Saturday, August 22, 2009

Crater Lakes and more crater lakes

So, it was very easy to reach Lake Nkubura, as I needed only 30 minutes more with a motorcycle taxi. It is not really easy to sit with full luggage (big tour backpack and small day backpack) on the back of a motorcycle…. It is not comfortable, in any case.
At Lake NkurubaI did a tour to some of the crater lakes in the area. It is a beautiful landscape of bananas and tea plantations with the crater lakes in between. The lakes are more than 60 meters deep, and they are considered to be free of bilharzias (this is these small worms that bore by the skin and attack the internal organs). But, as said, that disease is not common here. Apart from that, it was too cold to take a swim here, as the lakes are at nearly 1800-metre altitude!

The next highlight of Uganda was half an hour of motorcycle taxi, 5 hours of minibus and then on the next day over again 3 hours of minibus and 45 minutes of motorcycle taxi journey away – Lake Bunyoni. This lake lies away at 2000 meters altitude and is only few kilometers from the border with Rwanda. The lake is wonderful and surrounded by terraced mountains. One knows such terrace fields rather from Nepal than from Africa…
In this area there are due to HIV a lot of orphan´s children. Immediately behind my hotel there was one of the orphanages.                                 Here live 59 children in some small houses, who are looked after by several adults. Well, accommodation is very tight, as there is not enough room to accommodate these children in a proper way, e.g. the 5 smallest children divide a bed.
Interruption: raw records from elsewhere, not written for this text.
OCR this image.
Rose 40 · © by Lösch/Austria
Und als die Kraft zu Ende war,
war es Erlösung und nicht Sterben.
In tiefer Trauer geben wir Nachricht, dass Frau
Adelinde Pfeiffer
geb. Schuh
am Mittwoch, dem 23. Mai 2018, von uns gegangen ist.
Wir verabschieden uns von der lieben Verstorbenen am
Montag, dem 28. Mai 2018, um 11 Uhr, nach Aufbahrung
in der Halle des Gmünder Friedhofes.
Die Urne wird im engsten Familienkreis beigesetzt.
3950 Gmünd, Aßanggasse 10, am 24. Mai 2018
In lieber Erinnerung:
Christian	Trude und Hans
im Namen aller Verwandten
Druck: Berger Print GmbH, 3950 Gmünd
They sleep crosswise, and then five of them fit. Others sleep on the ground. The shell of an additional building stands, however, is still far away from his completion, particularly as currently there is no money to continue.
The children are enthusiastically, when there is a visitor, and then they sing and dance.   
                                                 
Two boys from the orphanage took me against a small donation for the orphanage on a boat tour to some of the islands. This was a good opportunity to get into conversation with the both. Their parents have passed away due to HIV, leaving behind a total of nine brothers and sisters, everybody in the orphanage. Both latest brother and sister have by the birth also HIV. There a reasonable answer is already difficult for one….

Then one of the older brothers has brought me by the motorcycle to the border. Thanks a lot to Gordon; this saved me definitely a lot of waiting. I hope to find a solution to some of the problems they have there in the orphanage.